Marchese’s last months were a roller coaster of hope and despair. “In June 2010, he was in a very dark place, using very heavily, 20 to 30 bags of heroin a day. He called his sister from a parking lot and said, ‘I’m scared, I’m sick, I can’t live this way anymore,'” DiRenzo says. His sister took Sal to a local emergency room to flush the drugs out of his system. The next day, after a mad scramble to find an available bed, he was admitted into a treatment facility. Seventeen days into the program, he was released.

“He cried,” DiRenzo says, “‘I’m not ready to come home.'”

That summer, Sal got into an intensive outpatient program. He got a job working for a heating, air conditioning and ventilation company. “He started looking like himself again,” DiRenzo says. “His face looked healthy, he was healthy. We had a great summer with him.”

Then, on the night of Sept. 22, Sal didn’t come home. “It was devastating to me,” DiRenzo says. “What happened when he walked out that door? Did he hear a song on the radio? Did he go to Wawa to get coffee and meet someone he knew?
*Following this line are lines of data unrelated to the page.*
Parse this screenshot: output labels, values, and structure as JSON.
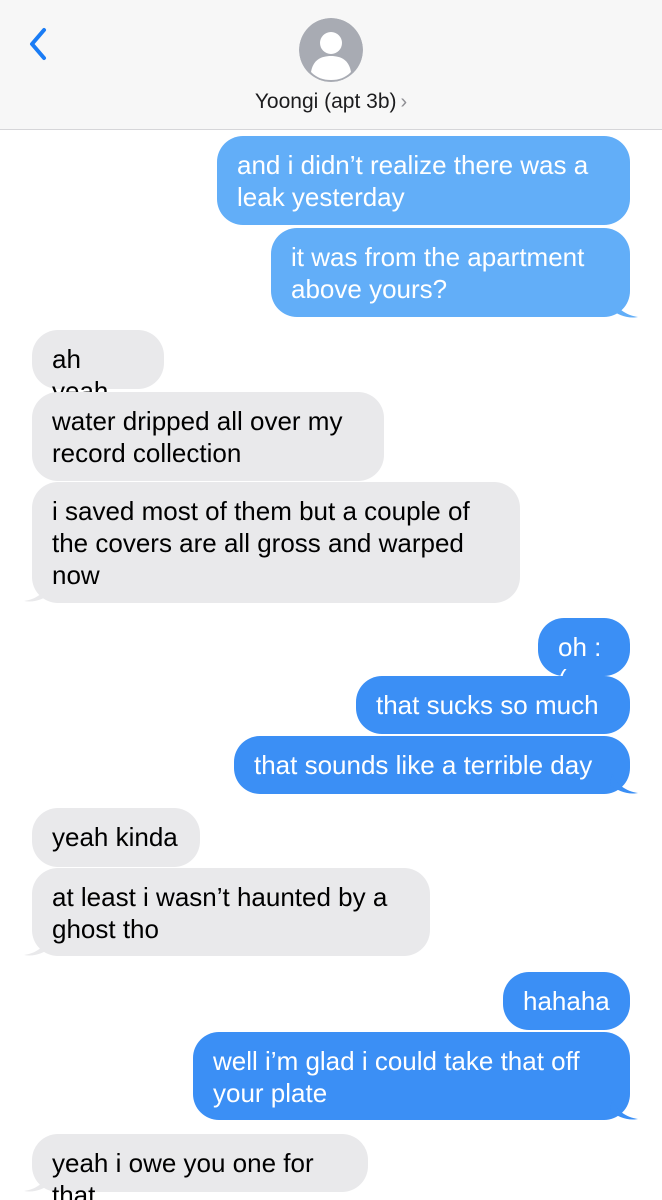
{
  "header": {
    "contact_name": "Yoongi (apt 3b)",
    "chevron": "›",
    "back_icon": "chevron-left-icon",
    "avatar_icon": "person-placeholder-icon"
  },
  "colors": {
    "outgoing": "#3b8ff5",
    "outgoing_faded": "#62aef8",
    "incoming": "#e9e9eb",
    "accent": "#1a7cf5"
  },
  "messages": [
    {
      "sender": "me",
      "text": "and i didn’t realize there was a leak yesterday"
    },
    {
      "sender": "me",
      "text": "it was from the apartment above yours?"
    },
    {
      "sender": "them",
      "text": "ah yeah"
    },
    {
      "sender": "them",
      "text": "water dripped all over my record collection"
    },
    {
      "sender": "them",
      "text": "i saved most of them but a couple of the covers are all gross and warped now"
    },
    {
      "sender": "me",
      "text": "oh :("
    },
    {
      "sender": "me",
      "text": "that sucks so much"
    },
    {
      "sender": "me",
      "text": "that sounds like a terrible day"
    },
    {
      "sender": "them",
      "text": "yeah kinda"
    },
    {
      "sender": "them",
      "text": "at least i wasn’t haunted by a ghost tho"
    },
    {
      "sender": "me",
      "text": "hahaha"
    },
    {
      "sender": "me",
      "text": "well i’m glad i could take that off your plate"
    },
    {
      "sender": "them",
      "text": "yeah i owe you one for that"
    }
  ]
}
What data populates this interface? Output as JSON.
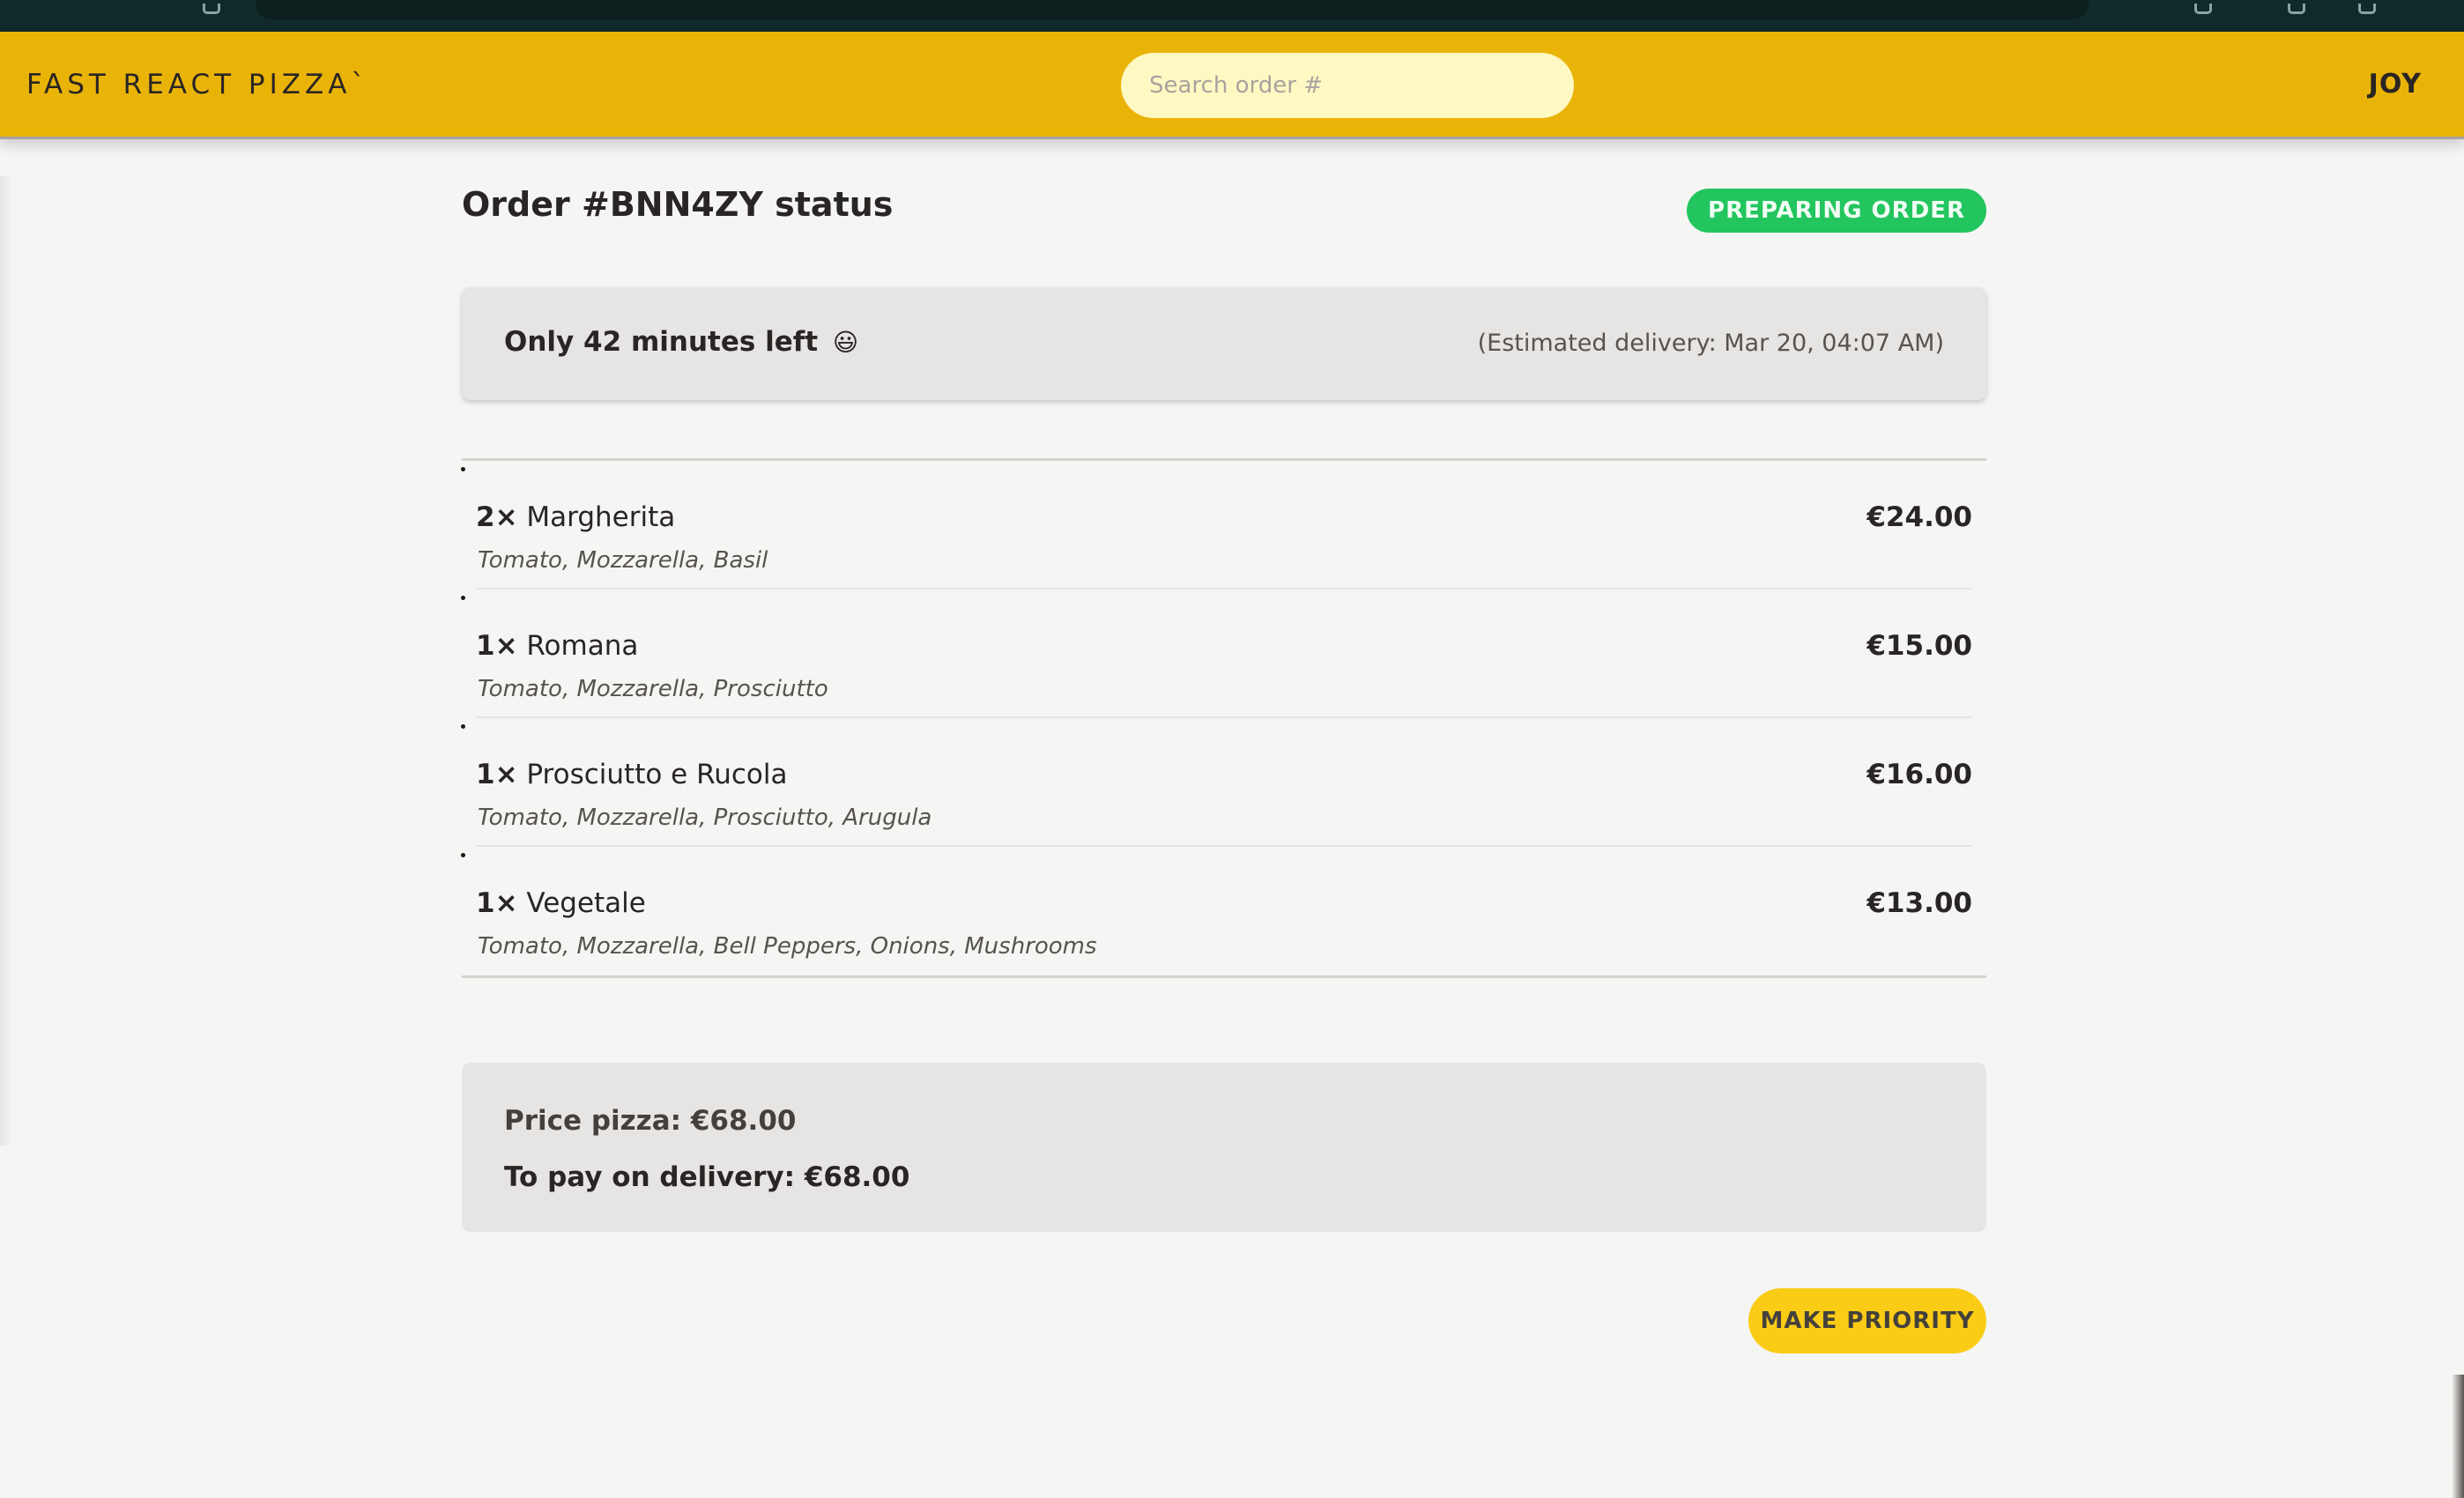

“When the police knocked on my door, I couldn’t believe what had happened,” she says. “They woke me up at 2:30 in the morning. My daughter said, ‘Oh, crap, the police are here.’ We thought he’d been arrested. Now I’d give anything for that news.”

Sal is survived by his mother, sister, longtime girlfriend and a 9-year-old son, also named Sal, who lives with his mother in his grandmother’s house.

Today, DiRenzo consoles herself with the photo and the legend on the Celebrating Lost Loved Ones” map.

“When I saw Jeremiah’s map, “I said, ‘Oh my God, it’s amazing.’ I can look at the other pictures and know I’m not alone. And Sal wasn’t alone. There are other people going through it,” DiRenzo says. “My son was a beautiful person, and so are all the other people’s children who are struggling with this disease.”

On the map, underneath Sal’s photo, there’s this written reminder of how such tragedies echo through generations:

“Sal gave us one of the most precious gifts that anyone could give, his beautiful son. Baby Sal is a piece of his dad that will continue to shine his light and give his love to everyone around him, for the rest of his life.”